Some peer instruction was also observed as the attendees tried to help their colleagues when they saw a red sticky note. For the major part they managed to solve the issue, often it was syntax, indentation on Python or Case sensitivity, which caused most of the errors.
A question was raised as we went through the Python Lesson with regards to the examples that were used in one of the chapters. We had attendees whose first language was not English/ not fluent and as such we often had to use alternative explanations to get concepts across. In our case we had one attendee who spoke Portuguese and one of our instructors was able to provide assistance albeit their Portuguese not being fluent.
Some images from Namibia, a country with vast spaces (total land area of 825,615 km2 with a population of around 2.5 million people) and incredibly beautiful and diverse landscapes. (Coulage images from https://pixabay.com, created in https://www.befunky.com).
Although the workshop was poorly attended, we think it was successful.
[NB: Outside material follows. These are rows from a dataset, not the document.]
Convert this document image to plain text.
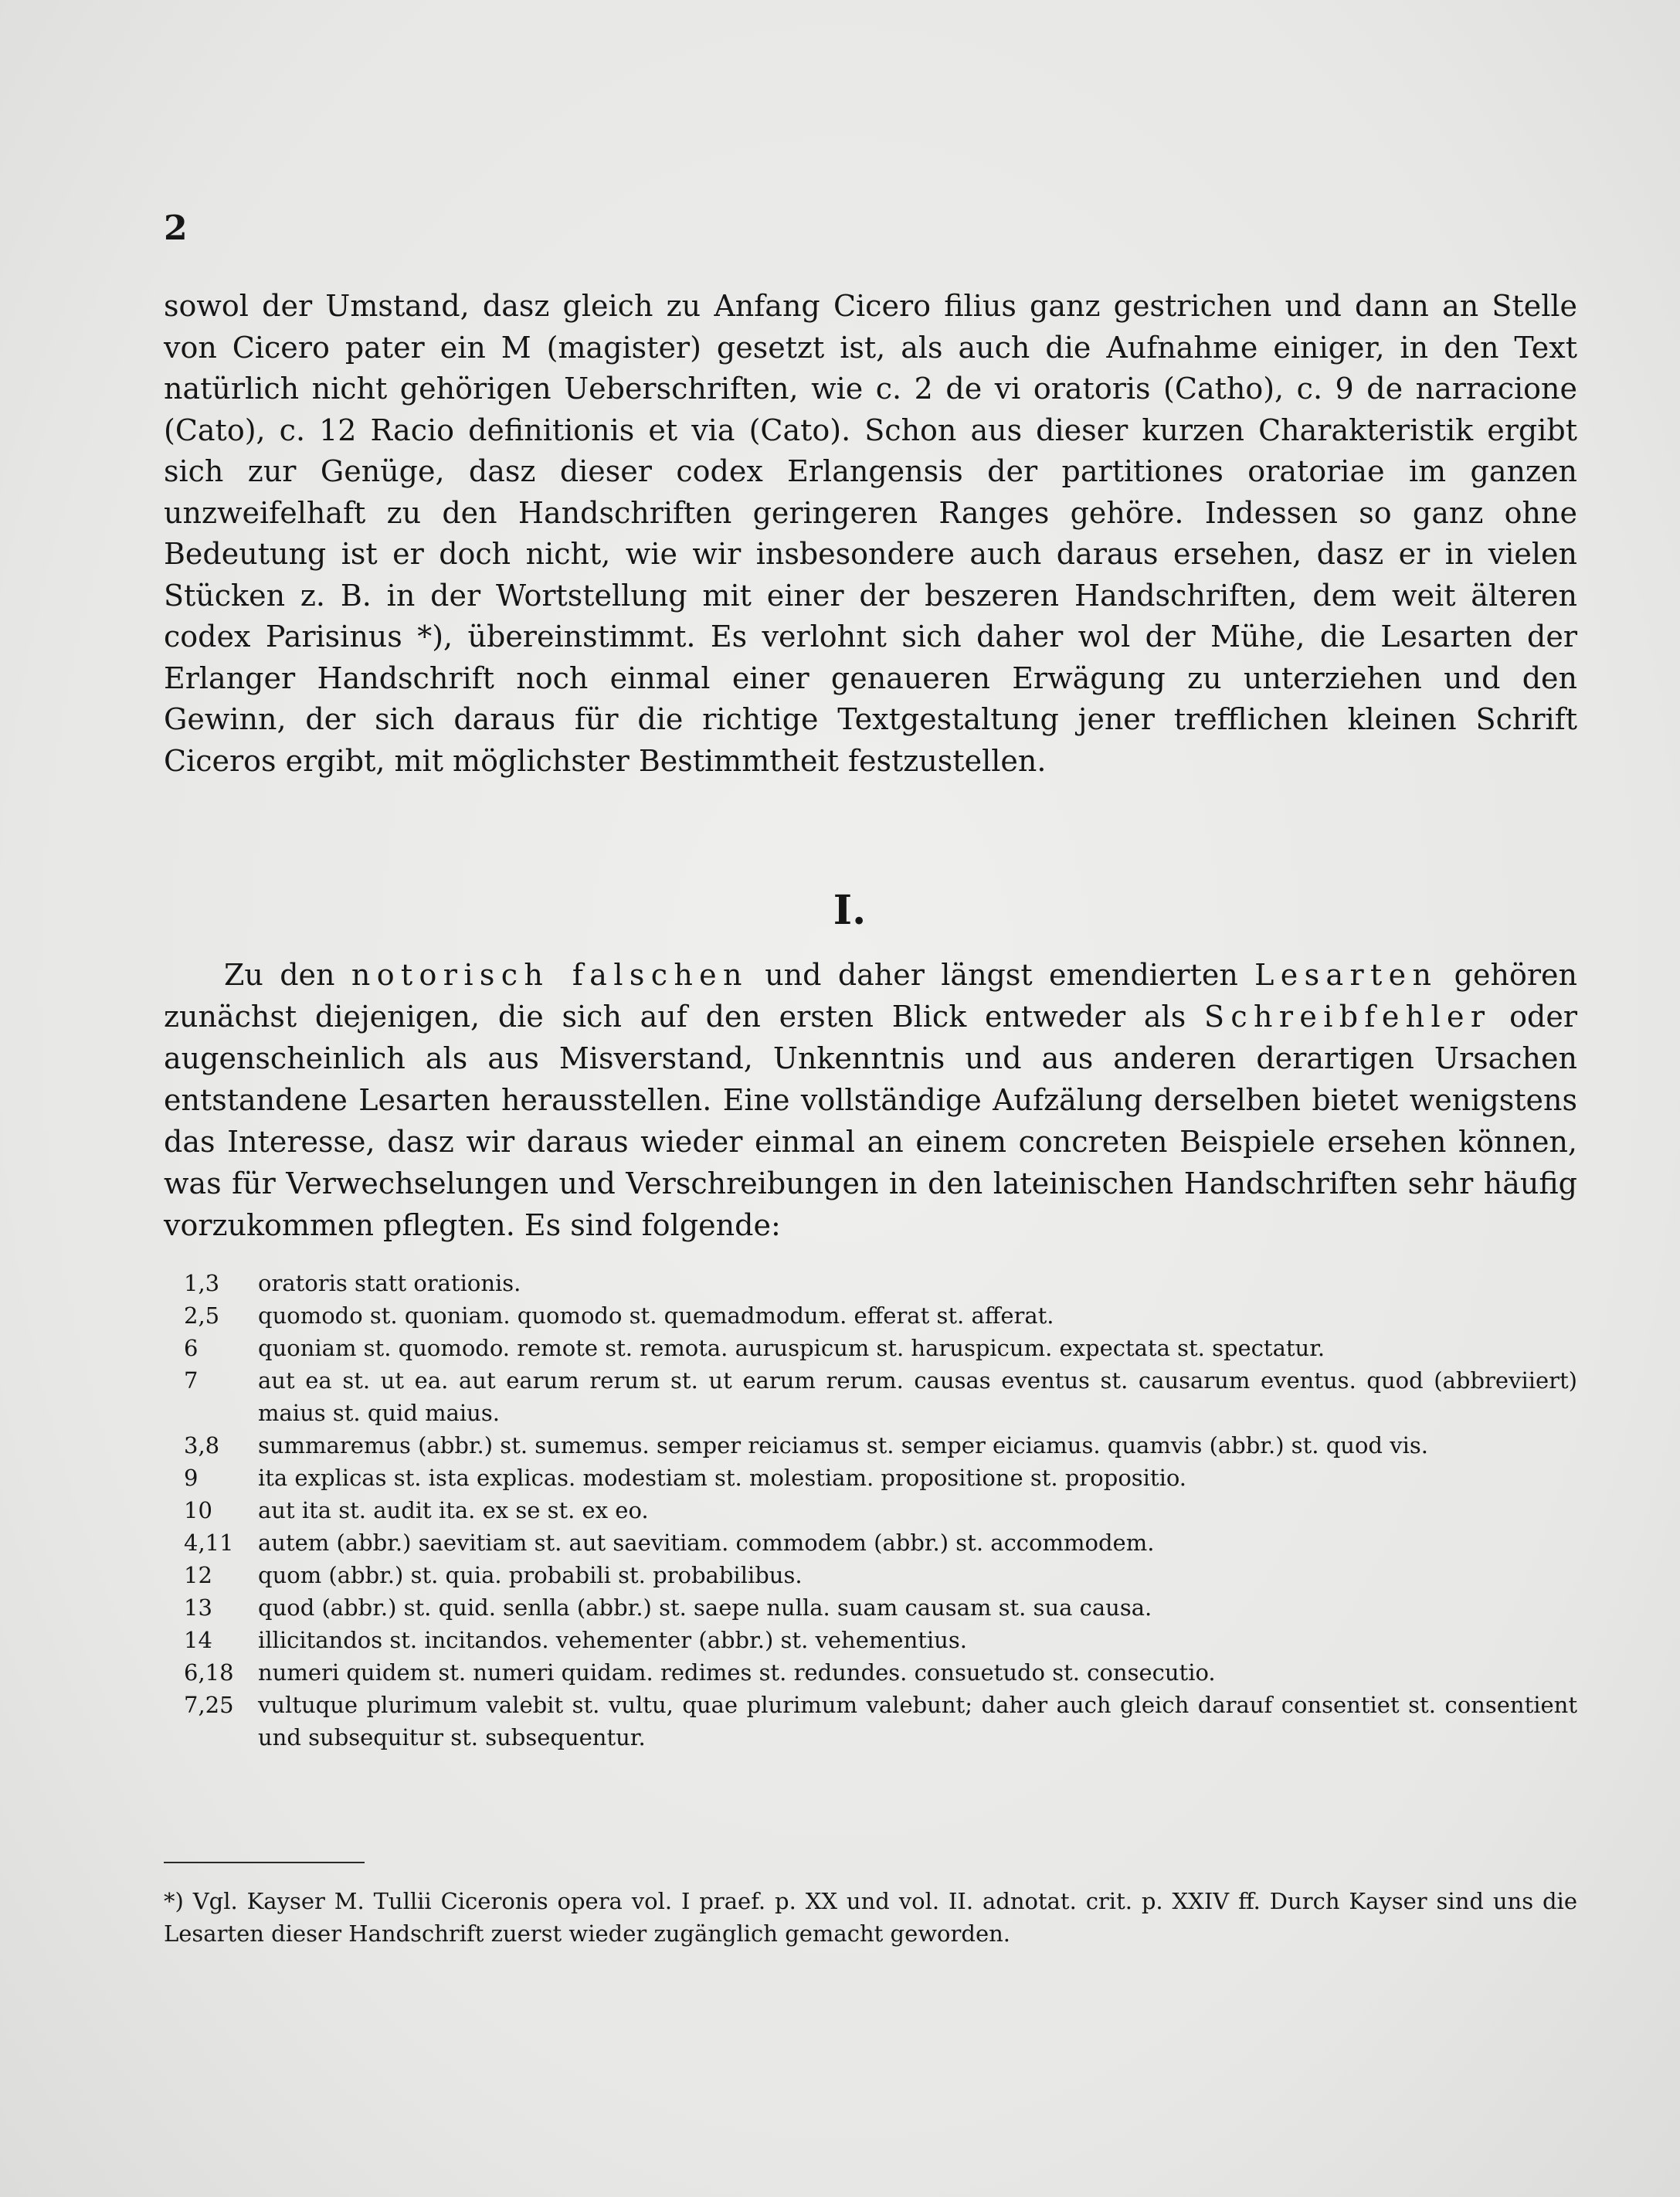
2
sowol der Umstand, dasz gleich zu Anfang Cicero filius ganz gestrichen und dann an Stelle von Cicero pater ein M (magister) gesetzt ist, als auch die Aufnahme einiger, in den Text natürlich nicht gehörigen Ueberschriften, wie c. 2 de vi oratoris (Catho), c. 9 de narracione (Cato), c. 12 Racio definitionis et via (Cato). Schon aus dieser kurzen Charakteristik ergibt sich zur Genüge, dasz dieser codex Erlangensis der partitiones oratoriae im ganzen unzweifelhaft zu den Handschriften geringeren Ranges gehöre. Indessen so ganz ohne Bedeutung ist er doch nicht, wie wir insbesondere auch daraus ersehen, dasz er in vielen Stücken z. B. in der Wortstellung mit einer der beszeren Handschriften, dem weit älteren codex Parisinus *), übereinstimmt. Es verlohnt sich daher wol der Mühe, die Lesarten der Erlanger Handschrift noch einmal einer genaueren Erwägung zu unterziehen und den Gewinn, der sich daraus für die richtige Textgestaltung jener trefflichen kleinen Schrift Ciceros ergibt, mit möglichster Bestimmtheit festzustellen.
I.
Zu den notorisch falschen und daher längst emendierten Lesarten gehören zunächst diejenigen, die sich auf den ersten Blick entweder als Schreibfehler oder augenscheinlich als aus Misverstand, Unkenntnis und aus anderen derartigen Ursachen entstandene Lesarten herausstellen. Eine vollständige Aufzälung derselben bietet wenigstens das Interesse, dasz wir daraus wieder einmal an einem concreten Beispiele ersehen können, was für Verwechselungen und Verschreibungen in den lateinischen Handschriften sehr häufig vorzukommen pflegten. Es sind folgende:
1,3	oratoris statt orationis.
2,5	quomodo st. quoniam. quomodo st. quemadmodum. efferat st. afferat.
6	quoniam st. quomodo. remote st. remota. auruspicum st. haruspicum. expectata st. spectatur.
7	aut ea st. ut ea. aut earum rerum st. ut earum rerum. causas eventus st. causarum eventus. quod (abbreviiert) maius st. quid maius.
3,8	summaremus (abbr.) st. sumemus. semper reiciamus st. semper eiciamus. quamvis (abbr.) st. quod vis.
9	ita explicas st. ista explicas. modestiam st. molestiam. propositione st. propositio.
10	aut ita st. audit ita. ex se st. ex eo.
4,11	autem (abbr.) saevitiam st. aut saevitiam. commodem (abbr.) st. accommodem.
12	quom (abbr.) st. quia. probabili st. probabilibus.
13	quod (abbr.) st. quid. senlla (abbr.) st. saepe nulla. suam causam st. sua causa.
14	illicitandos st. incitandos. vehementer (abbr.) st. vehementius.
6,18	numeri quidem st. numeri quidam. redimes st. redundes. consuetudo st. consecutio.
7,25	vultuque plurimum valebit st. vultu, quae plurimum valebunt; daher auch gleich darauf consentiet st. consentient und subsequitur st. subsequentur.
*) Vgl. Kayser M. Tullii Ciceronis opera vol. I praef. p. XX und vol. II. adnotat. crit. p. XXIV ff. Durch Kayser sind uns die Lesarten dieser Handschrift zuerst wieder zugänglich gemacht geworden.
This is mainly because the people that showed up really wanted and needed the knowledge they acquired during this workshop for both their studies and research work. To this end, we are planning on having a study group to discuss Python, UNIX, and any other topics related to applying computing to research.
We would like to thank Anelda from Talarify for the sponsorship, mentorship and overall doing an awesome job of making sure we had all that we needed for this workshop.
Another thank you goes to our helper and participants for making this workshop a success.